Scotland rejects Westminster ‘power-grab’ on farming

The Scottish Parliament has voted against UK Brexit legislation it says would restrict Holyrood’s powers over key areas including agriculture, fisheries and the environment.

It says the current bill would allow the UK government to prevent the Scottish Parliament from legislating in key devolved areas – including farming – for up to seven years.

The Scottish Parliament voted to reject the EU Withdrawal Bill on Thursday (15 May).

See also: Scots and Welsh warn against farm Brexit ‘power grab’

Following the vote, Scotland’s Brexit secretary, Michael Russell, urged the UK government to remove the parts of the bill that constrain devolved powers.

He said: “In line with the clear majority of people in Scotland, we don’t want to leave the EU and we are still working to find a way to secure as much as we can from our present relationship.”

‘Undermining devolution’

Mr Russell said the Scottish government accepted legal preparation for Brexit was required, but the UK government’s EU Withdrawal Bill was an attempt to undermine devolution.

And he accused the UK government of wanting to “take a power to restrict the competence” of the Scottish Parliament and then exercise it against the wishes of the Scottish people.

“The Scottish Parliament has now said overwhelmingly that this attempt to undermine devolution is unacceptable,” Mr Russell said.

“The UK government cannot ignore the reality of devolution or try to drown out what this parliament says.
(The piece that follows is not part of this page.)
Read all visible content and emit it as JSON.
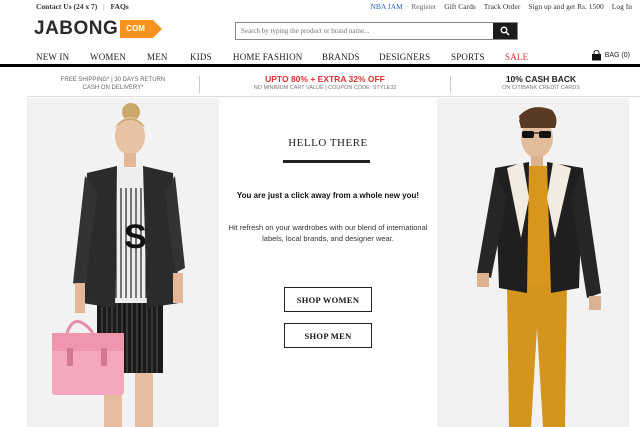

They cannot pretend that no motion has been passed.”

The Welsh Assembly gave its consent to the bill on the same day – although Welsh nationalists Plaid Cymru continue to maintain it is a power-grab by Westminster.

‘Considerable offer

Before the vote, Scottish secretary David Mundell said the UK government had worked hard to secure the support of the Scottish Parliament for the bill.

The UK government had put a considerable offer on the table that would see the vast majority of devolved powers automatically flow from the EU to Belfast, Cardiff and Edinburgh, he said.

“Freezing” a small number of specific policy areas while new arrangements were designed and implemented would give essential certainty to businesses, said Mr Mundell.

He added: “We are clear our approach fully respects devolution, as the Welsh government has confirmed.

“We still hope the Scottish government will come on board, even at this late stage. Our door remains open.”